Concerns had also been raised about exposed gas pipes weeks before the devastating blaze.
Rydon, the firm that carried out the refurbishment work, said the project "met all required building regulations", in its latest statement following the fire.
But a line stating that the project had met all "fire regulation and health and safety standards", which was included in an earlier release, had disappeared.
When questioned about residents' worries about fire safety at the block, the council's deputy leader Rock Feilding-Mellen told the BBC: "My understanding is that their concerns were looked at and officers and the TMO (tenant management organisation) made inquiries and felt we had done what was necessary."
Meanwhile, work is continuing to tackle "pockets of fire" in the block, with several residents reporting one man had said it started in his faulty fridge.
Many people are still unaccounted for with firefighters saying the operation now in the "recovery phase".
Commander Stuart Cundy of the Metropolitan Police said: "This is going to be a long and complex recovery operation and I do anticipate that the number of fatalities will sadly increase beyond those 12."
Witnesses described hearing screams for help from people trapped on the upper floors of the block as flames engulfed the building, which contains 120 flats thought to be home to between 400 and 600 people.

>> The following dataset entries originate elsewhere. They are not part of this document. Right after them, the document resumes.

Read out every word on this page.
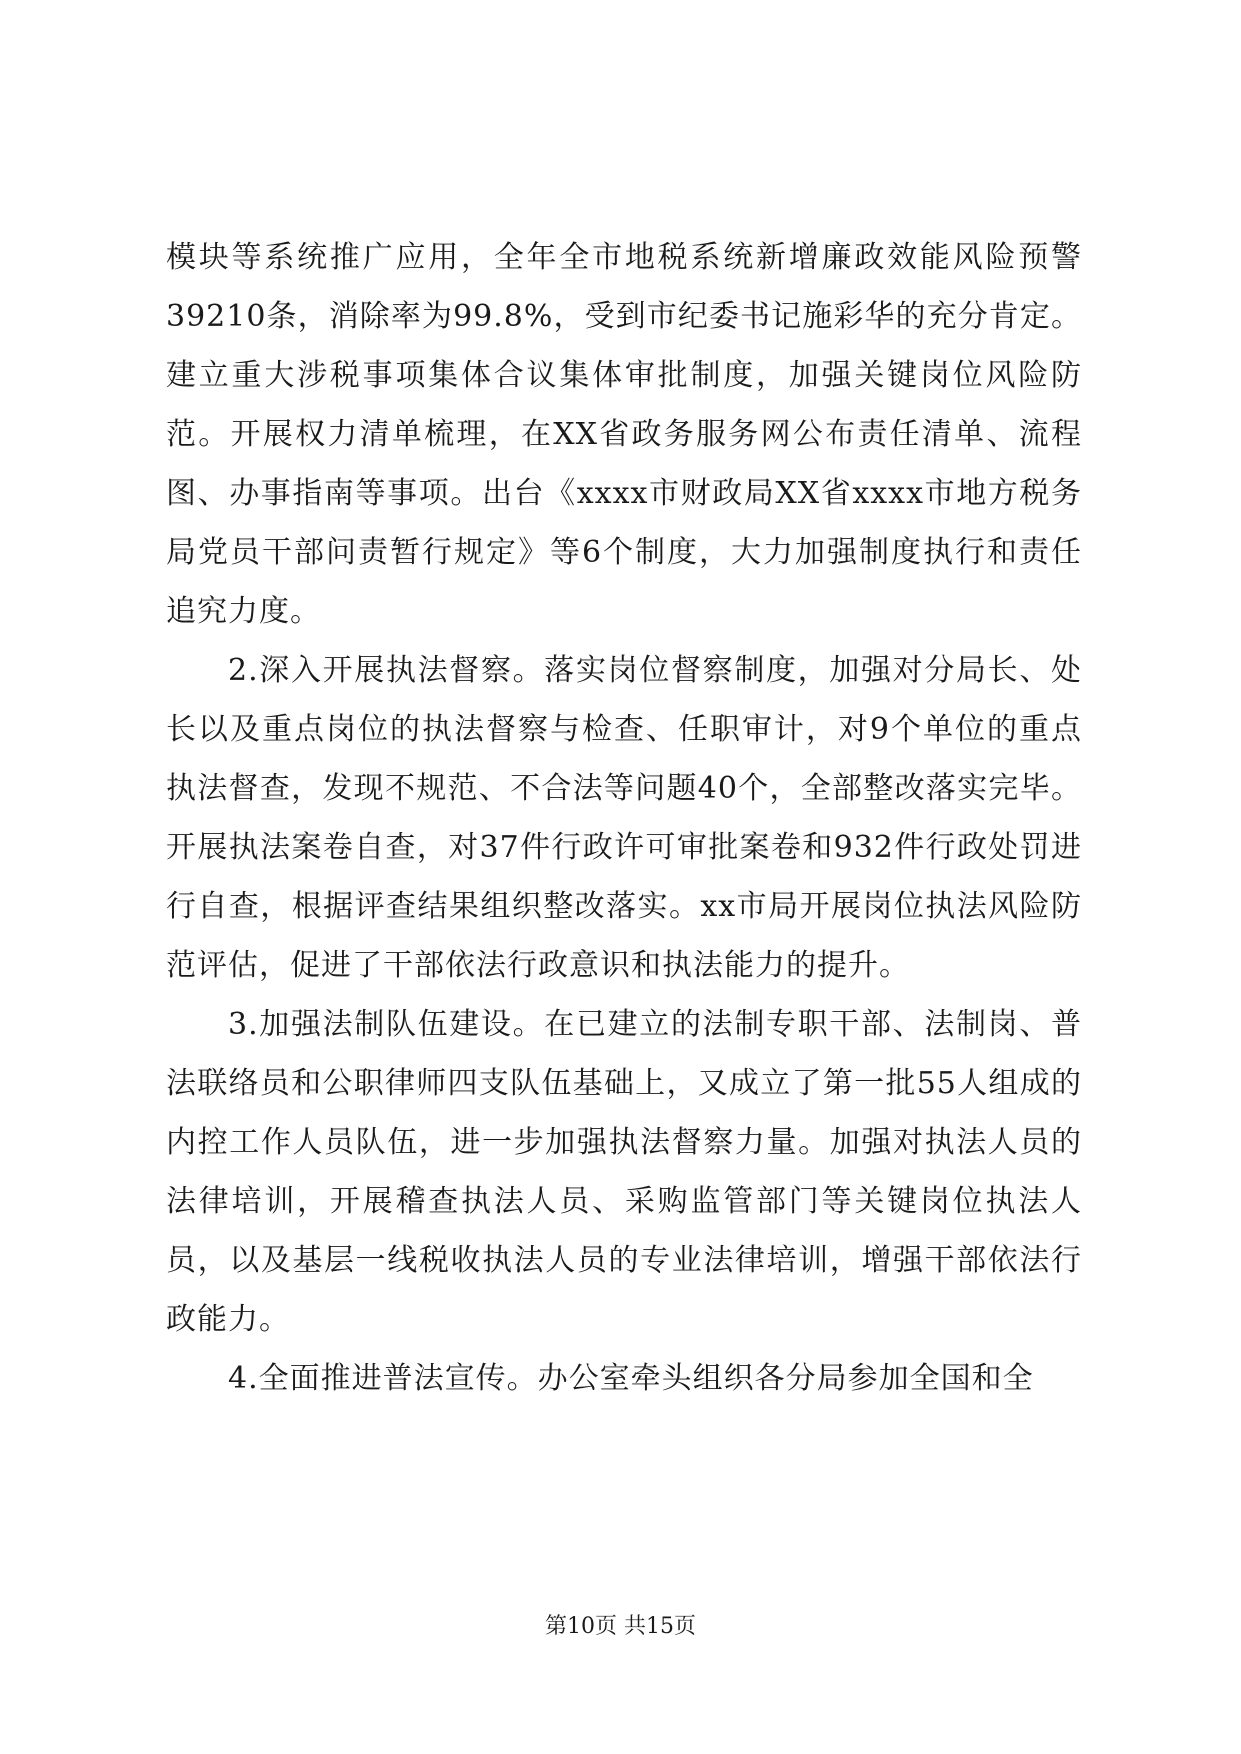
模块等系统推广应用，全年全市地税系统新增廉政效能风险预警39210条，消除率为99.8%，受到市纪委书记施彩华的充分肯定。建立重大涉税事项集体合议集体审批制度，加强关键岗位风险防范。开展权力清单梳理，在XX省政务服务网公布责任清单、流程图、办事指南等事项。出台《xxxx市财政局XX省xxxx市地方税务局党员干部问责暂行规定》等6个制度，大力加强制度执行和责任追究力度。

2.深入开展执法督察。落实岗位督察制度，加强对分局长、处长以及重点岗位的执法督察与检查、任职审计，对9个单位的重点执法督查，发现不规范、不合法等问题40个，全部整改落实完毕。开展执法案卷自查，对37件行政许可审批案卷和932件行政处罚进行自查，根据评查结果组织整改落实。xx市局开展岗位执法风险防范评估，促进了干部依法行政意识和执法能力的提升。

3.加强法制队伍建设。在已建立的法制专职干部、法制岗、普法联络员和公职律师四支队伍基础上，又成立了第一批55人组成的内控工作人员队伍，进一步加强执法督察力量。加强对执法人员的法律培训，开展稽查执法人员、采购监管部门等关键岗位执法人员，以及基层一线税收执法人员的专业法律培训，增强干部依法行政能力。

4.全面推进普法宣传。办公室牵头组织各分局参加全国和全

第10页 共15页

Children and a baby were seen being thrown out of the windows to be caught by emergency workers and members of the public below.
London Fire Brigade said it had rescued 65 people as flames engulfed the block, and had managed to reach all 24 floors, though a full search of the building has not been completed.
NHS England said 74 patients were treated in six hospitals across London. Thirty-four remain in hospital including 18 who are in critical care.
On Wednesday evening, dozens of people gathered for a vigil in the shadow of the tower as the sun began to set.
Many were moved to tears after pausing for moment of silent contemplation outside the Notting Hill Methodist Church in west London.
The Rev. Mike Long said: "There are times when all the words we can say are not adequate and sometimes words fail us because no words can do justice to how we feel, or what we have seen or what has happened. Today is one of those days.
"What we can simply do is look to all that we have seen today which is good, which is fabulous - people getting together."
Emergency accommodation had been provided to 44 households affected by the fire, with families with young children, elderly residents and those who are vulnerable given "immediate priority", the local council said.
People unable to return to their homes were offered a place to stay at Westway Sports Centre in Crowthorne Road, north Kensington.
Labour leader Jeremy Corbyn said "searching questions" need to be asked about what happened, suggesting spending cuts could have contributed to the deadly fire, while general secretary of the Fire Brigades Union Matt Wrack said: "The truth is this should not be happening in the UK, one of the wealthiest countries in the world."